Published March 24th, 2020
We should ban margin from our components. Hear me out.
Margin breaks component encapsulation. A well-built component should not affect anything outside itself.
Margin makes reusability harder. Good components are usable in any context or layout.
Margin conflicts with how designers think. Designers think about space in relation and context. They define how far a component should be from another component in a specific instance.
By banning margin from all components you have to build more reusable and encapsulated components.
Instead of margin I have started using spacer components, which move the responsibility of managing space to the parent-level.
For example, the Braid design system popularized the Stack
component:
<Stack space={3}>
<Item />
<Item />
<Item />
</Stack>
Using spacer components has implications that are not obvious a priori.

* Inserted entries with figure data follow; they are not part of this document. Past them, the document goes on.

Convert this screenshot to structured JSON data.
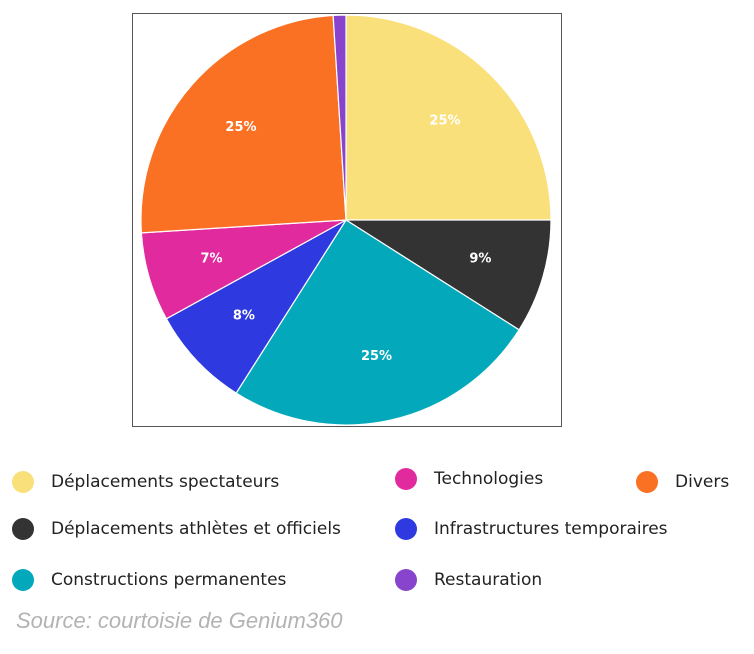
{
  "chart_data": {
    "type": "pie",
    "title": "",
    "start_angle": "12 o'clock",
    "direction": "clockwise",
    "slices": [
      {
        "name": "Déplacements spectateurs",
        "value": 25,
        "label": "25%",
        "color": "#fae07a"
      },
      {
        "name": "Déplacements athlètes et officiels",
        "value": 9,
        "label": "9%",
        "color": "#333333"
      },
      {
        "name": "Constructions permanentes",
        "value": 25,
        "label": "25%",
        "color": "#03a9bb"
      },
      {
        "name": "Infrastructures temporaires",
        "value": 8,
        "label": "8%",
        "color": "#2e3ae0"
      },
      {
        "name": "Technologies",
        "value": 7,
        "label": "7%",
        "color": "#e22a9f"
      },
      {
        "name": "Divers",
        "value": 25,
        "label": "25%",
        "color": "#fa7123"
      },
      {
        "name": "Restauration",
        "value": 1,
        "label": "",
        "color": "#8844cc"
      }
    ],
    "legend_placement": "bottom"
  },
  "legend": [
    {
      "label": "Déplacements spectateurs",
      "color": "#fae07a"
    },
    {
      "label": "Technologies",
      "color": "#e22a9f"
    },
    {
      "label": "Divers",
      "color": "#fa7123"
    },
    {
      "label": "Déplacements athlètes et officiels",
      "color": "#333333"
    },
    {
      "label": "Infrastructures temporaires",
      "color": "#2e3ae0"
    },
    {
      "label": "Constructions permanentes",
      "color": "#03a9bb"
    },
    {
      "label": "Restauration",
      "color": "#8844cc"
    }
  ],
  "source": "Source: courtoisie de Genium360"
}
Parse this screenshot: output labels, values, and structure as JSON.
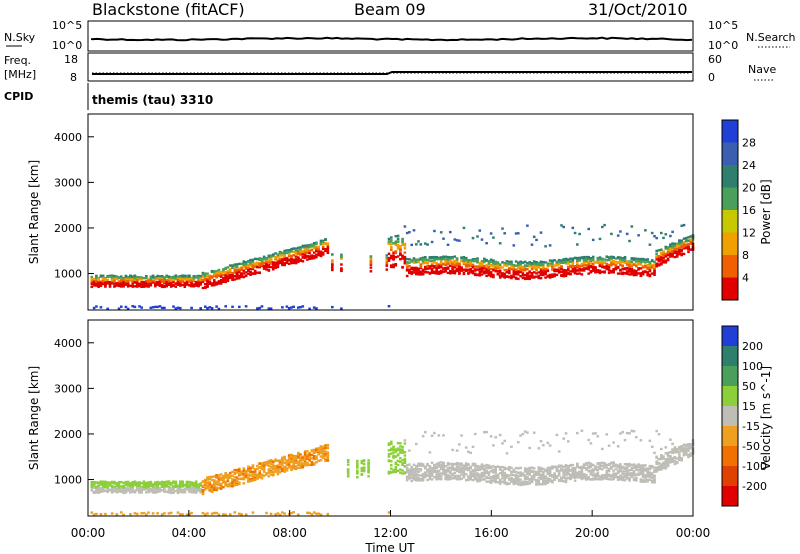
{
  "header": {
    "title": "Blackstone (fitACF)",
    "beam": "Beam 09",
    "date": "31/Oct/2010"
  },
  "noise_panel": {
    "left_label": "N.Sky",
    "right_label": "N.Search",
    "left_ticks": [
      "10^5",
      "10^0"
    ],
    "right_ticks": [
      "10^5",
      "10^0"
    ]
  },
  "freq_panel": {
    "left_label_top": "Freq.",
    "left_label_unit": "[MHz]",
    "right_label": "Nave",
    "left_ticks": [
      "18",
      "8"
    ],
    "right_ticks": [
      "60",
      "0"
    ]
  },
  "cpid": {
    "label": "CPID",
    "value": "themis (tau) 3310"
  },
  "colors": {
    "power_scale": [
      "#1f3fd6",
      "#3a5fb0",
      "#2f7f6f",
      "#4a9f5a",
      "#c8c800",
      "#f0a000",
      "#f06000",
      "#e00000"
    ],
    "velocity_scale": [
      "#1f3fd6",
      "#2f7f6f",
      "#4a9f5a",
      "#8ccf3a",
      "#bebeb6",
      "#f0a020",
      "#f07000",
      "#e04000",
      "#e00000"
    ]
  },
  "chart_data": [
    {
      "type": "heatmap",
      "name": "power",
      "ylabel": "Slant Range [km]",
      "yticks": [
        "4000",
        "3000",
        "2000",
        "1000"
      ],
      "ylim": [
        200,
        4500
      ],
      "xlabel": "Time UT",
      "xticks": [
        "00:00",
        "04:00",
        "08:00",
        "12:00",
        "16:00",
        "20:00",
        "00:00"
      ],
      "xlim_hours": [
        0,
        24
      ],
      "colorbar": {
        "label": "Power [dB]",
        "ticks": [
          "28",
          "24",
          "20",
          "16",
          "12",
          "8",
          "4"
        ],
        "range": [
          0,
          32
        ]
      }
    },
    {
      "type": "heatmap",
      "name": "velocity",
      "ylabel": "Slant Range [km]",
      "yticks": [
        "4000",
        "3000",
        "2000",
        "1000"
      ],
      "ylim": [
        200,
        4500
      ],
      "xlabel": "Time UT",
      "xticks": [
        "00:00",
        "04:00",
        "08:00",
        "12:00",
        "16:00",
        "20:00",
        "00:00"
      ],
      "xlim_hours": [
        0,
        24
      ],
      "colorbar": {
        "label": "Velocity [m s^-1]",
        "ticks": [
          "200",
          "100",
          "50",
          "15",
          "-15",
          "-50",
          "-100",
          "-200"
        ]
      }
    }
  ]
}
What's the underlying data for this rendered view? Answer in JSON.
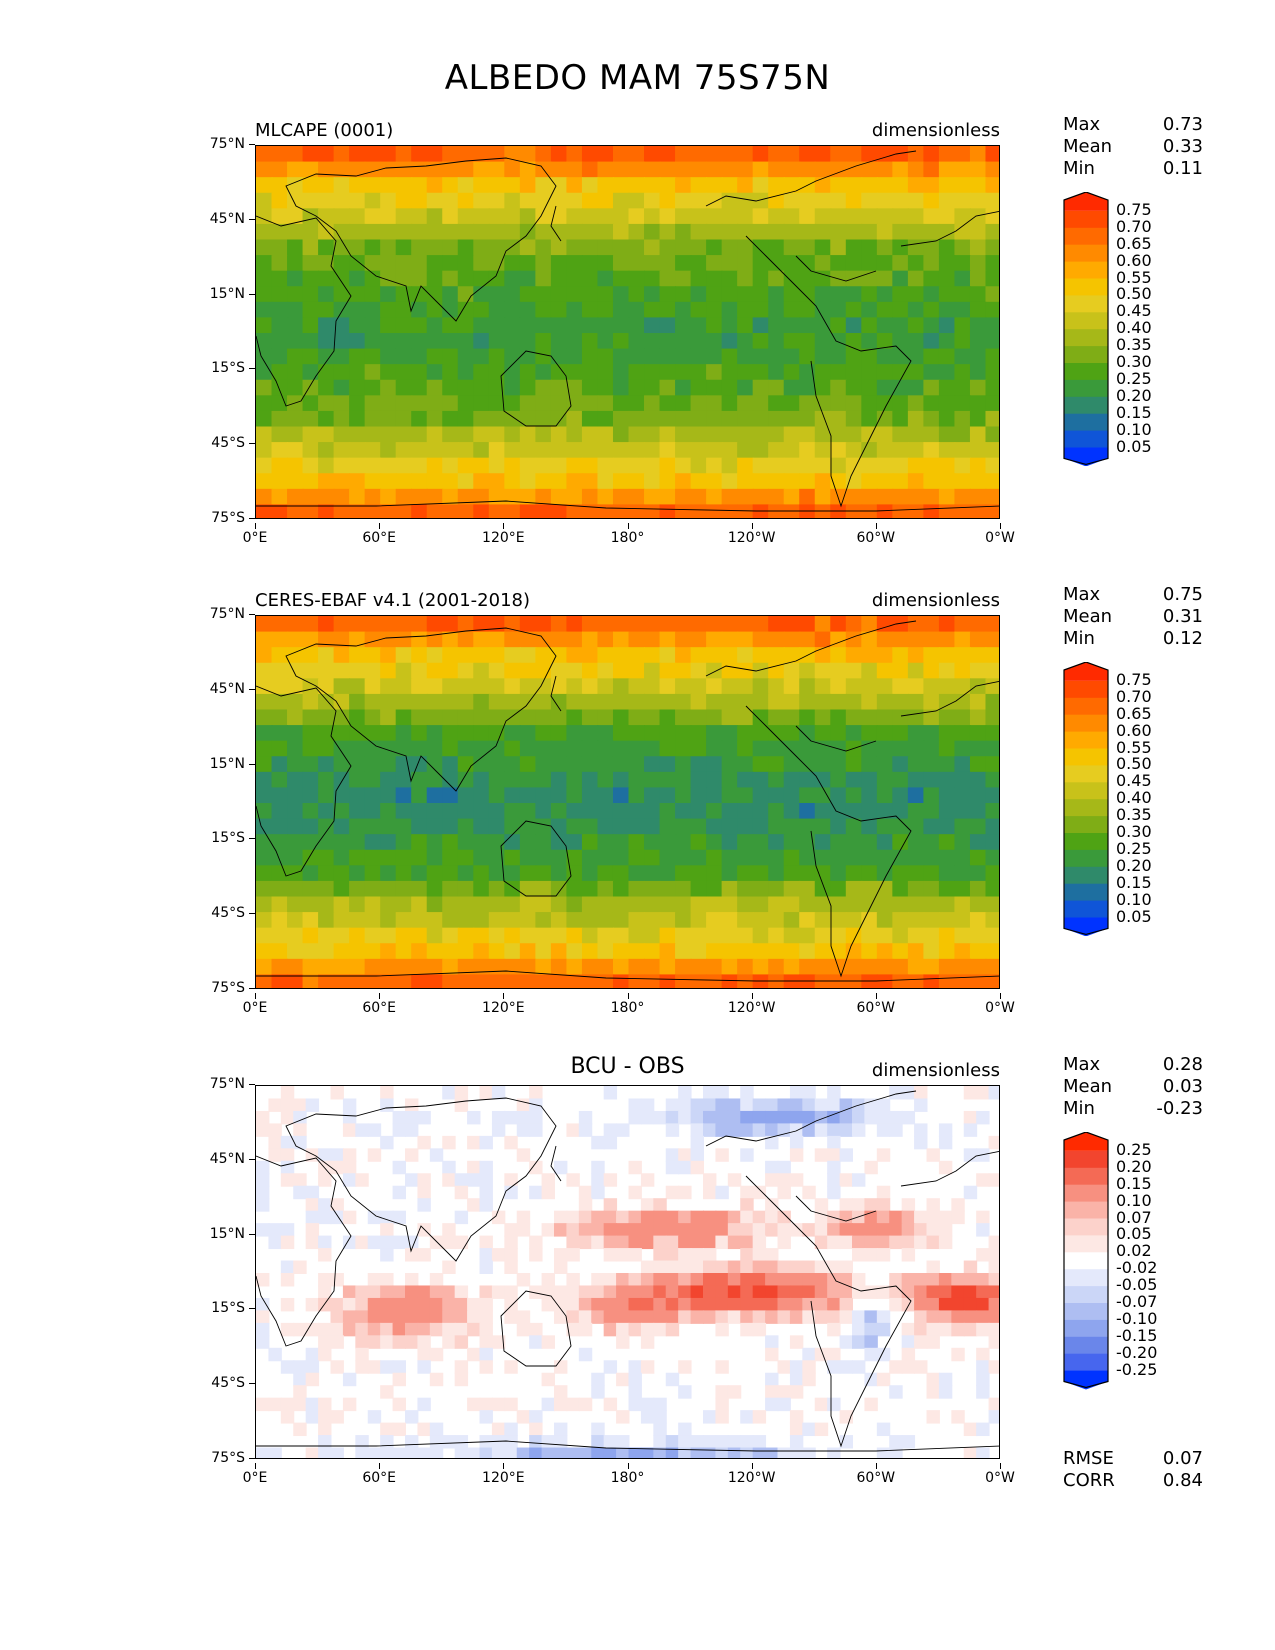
{
  "title": "ALBEDO MAM 75S75N",
  "lat_ticks": [
    "75°N",
    "45°N",
    "15°N",
    "15°S",
    "45°S",
    "75°S"
  ],
  "lon_ticks": [
    "0°E",
    "60°E",
    "120°E",
    "180°",
    "120°W",
    "60°W",
    "0°W"
  ],
  "panels": [
    {
      "title_left": "MLCAPE (0001)",
      "title_center": "",
      "units": "dimensionless",
      "stats": {
        "max_label": "Max",
        "max": "0.73",
        "mean_label": "Mean",
        "mean": "0.33",
        "min_label": "Min",
        "min": "0.11"
      },
      "colorbar": {
        "levels": [
          "0.75",
          "0.70",
          "0.65",
          "0.60",
          "0.55",
          "0.50",
          "0.45",
          "0.40",
          "0.35",
          "0.30",
          "0.25",
          "0.20",
          "0.15",
          "0.10",
          "0.05"
        ],
        "colors": [
          "#ff2a00",
          "#ff4a00",
          "#ff6a00",
          "#ff8a00",
          "#ffaa00",
          "#f5c400",
          "#e6cc20",
          "#c8c21a",
          "#a6b818",
          "#7fad16",
          "#4fa314",
          "#3a9a3a",
          "#2f8a6a",
          "#1e6fa0",
          "#0f55d8",
          "#0033ff"
        ]
      }
    },
    {
      "title_left": "CERES-EBAF v4.1 (2001-2018)",
      "title_center": "",
      "units": "dimensionless",
      "stats": {
        "max_label": "Max",
        "max": "0.75",
        "mean_label": "Mean",
        "mean": "0.31",
        "min_label": "Min",
        "min": "0.12"
      },
      "colorbar": {
        "levels": [
          "0.75",
          "0.70",
          "0.65",
          "0.60",
          "0.55",
          "0.50",
          "0.45",
          "0.40",
          "0.35",
          "0.30",
          "0.25",
          "0.20",
          "0.15",
          "0.10",
          "0.05"
        ],
        "colors": [
          "#ff2a00",
          "#ff4a00",
          "#ff6a00",
          "#ff8a00",
          "#ffaa00",
          "#f5c400",
          "#e6cc20",
          "#c8c21a",
          "#a6b818",
          "#7fad16",
          "#4fa314",
          "#3a9a3a",
          "#2f8a6a",
          "#1e6fa0",
          "#0f55d8",
          "#0033ff"
        ]
      }
    },
    {
      "title_left": "",
      "title_center": "BCU - OBS",
      "units": "dimensionless",
      "stats": {
        "max_label": "Max",
        "max": "0.28",
        "mean_label": "Mean",
        "mean": "0.03",
        "min_label": "Min",
        "min": "-0.23"
      },
      "colorbar": {
        "levels": [
          "0.25",
          "0.20",
          "0.15",
          "0.10",
          "0.07",
          "0.05",
          "0.02",
          "-0.02",
          "-0.05",
          "-0.07",
          "-0.10",
          "-0.15",
          "-0.20",
          "-0.25"
        ],
        "colors": [
          "#ff2a00",
          "#f2452e",
          "#f46a55",
          "#f79080",
          "#fab3a8",
          "#fcd2cb",
          "#fde8e4",
          "#ffffff",
          "#e4e9fb",
          "#cbd6f7",
          "#aebef2",
          "#8ea5ee",
          "#6a86ea",
          "#4766ee",
          "#0033ff"
        ]
      },
      "rmse_label": "RMSE",
      "rmse": "0.07",
      "corr_label": "CORR",
      "corr": "0.84"
    }
  ]
}
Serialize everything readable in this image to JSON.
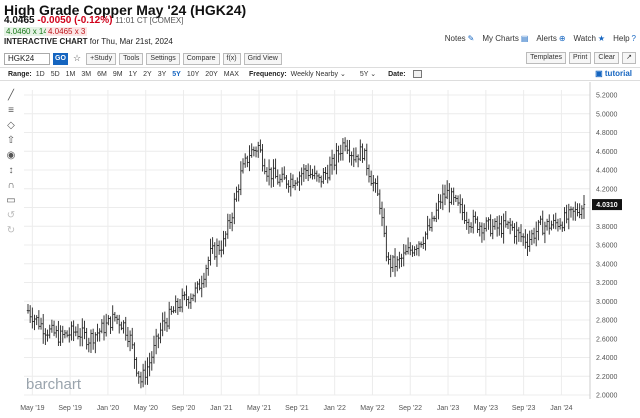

Spacer components (such as Stack
above) can restrict spacing values to steps on a scale. That way, all spacing automatically aligns to the grid.
Spacer components define how far a component should be from another component in a specific instance. You have to define space in relation and context.
Who else thinks about space in relation and context? Designers.
Spacer components bring us closer to how designers think. They make our designs more consistent and they force us to build more reusable and encapsulated components.
Use spacer components. Ban margin.
I am not the first one to realize this. Thanks to @markdalgleish, @michaeltaranto and @mattcompiles at Seek, as well as my good friend @okonetchnikov for paving the way and prompting me to think about it.